The National Academy of Sciences issued a report Sept. 9 calling for a comprehensive national plan to combat underage drinking.
The panel urged alcohol manufacturers, businesses, the entertainment industry, parents and other adults to develop “a deep, shared commitment” to working together to curb drinking by minors.
“All segments of U.S. society should address underage drinking in a serious, coordinated and sustained manner,” said Richard J. Bonnie, a professor at the University of Virginia and chairman of the committee that wrote the report. “We have to find effective ways to protect our nation’s youth, while we respect the interests of responsible adult consumers of alcohol.”
Recommendations called for heightened adult supervision of children’s behavior and for the alcohol and entertainment industries to take stronger steps to shield young people from unsuitable messages about alcohol consumption.
The report’s most controversial recommendation called for raising excise taxes on beer, the alcoholic beverage that youth most prefer. The report said that when adjusted for inflation, alcohol is cheaper than it was 30 to 40 years ago and cited studies showing that even small changes in tax rates discourage youths with a limited discretionary income from drinking.
A spokesman for the alcohol industry, however, said the NAS panel relied on erroneous information and called the recommendation for raising excise taxes on beer “misguided.”
“Experience has shown that the only clear results from increasing beer excise taxes are higher unemployment and higher prices for responsible adults—such measures do nothing to lower teen drinking,” Jeff Becker, president of the Beer Institute, said in a statement.
The NAS study said that more young people drink alcohol than use other drugs or smoke tobacco. Underage drinking costs the nation an estimated $53 billion a year in losses stemming from traffic fatalities, violent crime and other risky behaviors, the study said.
Mothers Against Drunk Driving hailed the NAS report.
“Underage drinking is our nation’s No. 1 youth drug problem, killing 6.5 times more youth than all illicit drugs combined, yet the issue has been virtually absent from the federal agenda,” Wendy J. Hamilton, MADD national president, said in a statement.
Kathryn Swanson, chairwoman of the Governors Highway Safety Association, said her group is “very encouraged” by the NAS report and recommendations. “Although the problem is less severe than it was a decade ago, underage drinking and driving remains one of the top challenges faced by state highway safety offices,” Swanson said in a statement.
Join Together, a project against substance abuse and gun violence sponsored by the Boston University School of Public Health, also welcomed the NAS recommendations.
“The NAS recommendations should be adopted because there is strong research evidence to show that they will save lives,” said David Rosenbloom, director of Join Together. “The only opposition will come from the beer manufacturers and dealers, because they also know that the proposals will reduce the underage drinking that bloats their profits.”

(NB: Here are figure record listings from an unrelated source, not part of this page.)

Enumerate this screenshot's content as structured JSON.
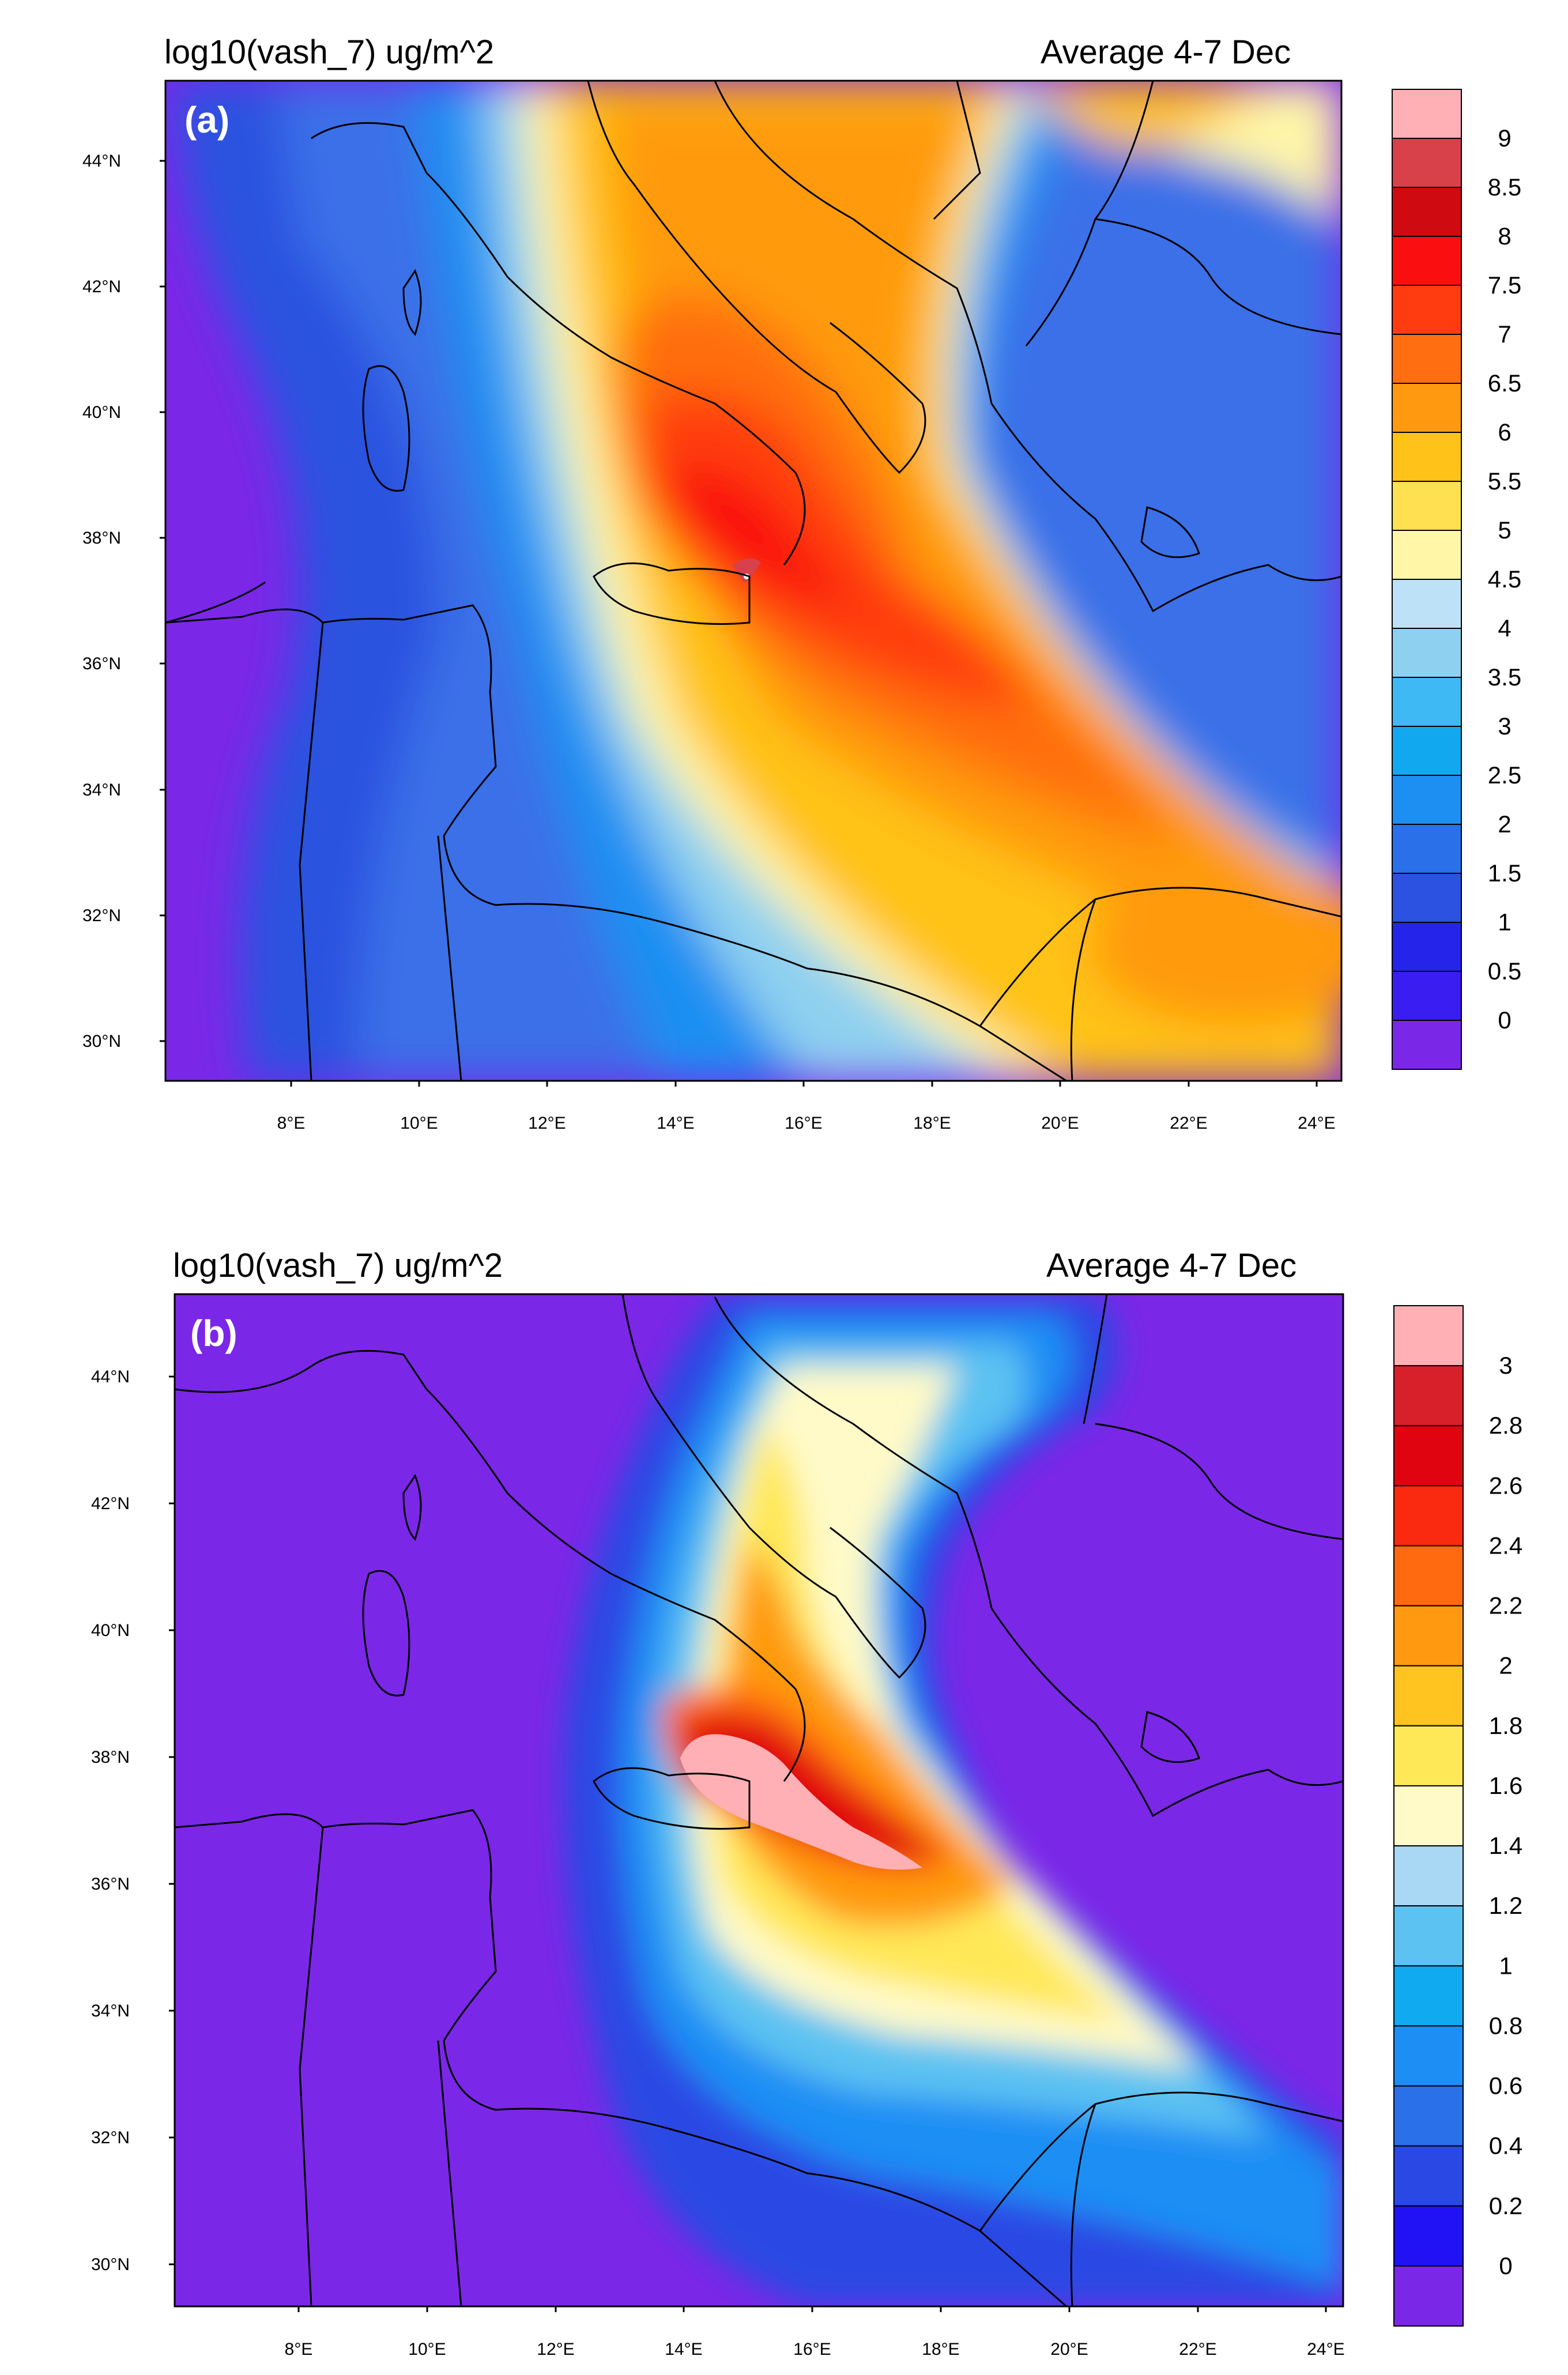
{
  "panels": [
    {
      "label": "(a)",
      "title_left": "log10(vash_7) ug/m^2",
      "title_right": "Average 4-7 Dec",
      "colorbar_labels": [
        "9",
        "8.5",
        "8",
        "7.5",
        "7",
        "6.5",
        "6",
        "5.5",
        "5",
        "4.5",
        "4",
        "3.5",
        "3",
        "2.5",
        "2",
        "1.5",
        "1",
        "0.5",
        "0"
      ],
      "colorbar_colors": [
        "#ffb0b5",
        "#d8404a",
        "#cf0a10",
        "#fa0e10",
        "#ff3c10",
        "#ff6e10",
        "#ff9a10",
        "#ffc218",
        "#ffe050",
        "#fff6a8",
        "#bde2f7",
        "#8ed0f0",
        "#3fb9f3",
        "#11a8ef",
        "#1d8ff2",
        "#2a70e8",
        "#2b52e0",
        "#2424ea",
        "#3a1df0",
        "#7b27e8"
      ]
    },
    {
      "label": "(b)",
      "title_left": "log10(vash_7) ug/m^2",
      "title_right": "Average 4-7 Dec",
      "colorbar_labels": [
        "3",
        "2.8",
        "2.6",
        "2.4",
        "2.2",
        "2",
        "1.8",
        "1.6",
        "1.4",
        "1.2",
        "1",
        "0.8",
        "0.6",
        "0.4",
        "0.2",
        "0"
      ],
      "colorbar_colors": [
        "#ffb0b5",
        "#d8202a",
        "#e00410",
        "#fa2a10",
        "#ff6a10",
        "#ff9a10",
        "#ffc420",
        "#ffe858",
        "#fffac8",
        "#a8d8f4",
        "#5cc2f2",
        "#10aaf0",
        "#1c8ef4",
        "#2a70e8",
        "#2a48e4",
        "#2012f4",
        "#7b27e8"
      ]
    }
  ],
  "lon_labels": [
    "8°E",
    "10°E",
    "12°E",
    "14°E",
    "16°E",
    "18°E",
    "20°E",
    "22°E",
    "24°E"
  ],
  "lat_labels": [
    "30°N",
    "32°N",
    "34°N",
    "36°N",
    "38°N",
    "40°N",
    "42°N",
    "44°N"
  ],
  "background_color": "#7b27e8"
}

Alcohol manufacturers, however, denied that they market their products to young people.
The American Beverage Institute said the panel was “stacked with neo-Prohibitionists,” alleging that nine of the 12 panelists are associated with anti-alcohol causes.
“A panel so heavily stacked with individuals bearing an anti-alcohol agenda cannot be expected to report objectively,” the group said in a news release.
A report issued the same day by the Federal Trade Commission concluded the alcohol industry does not intentionally market its product to young people. Critics said the FTC report relied too heavily on information provided by the alcohol industry.
Bob Allen is managing editor of EthicsDaily.com.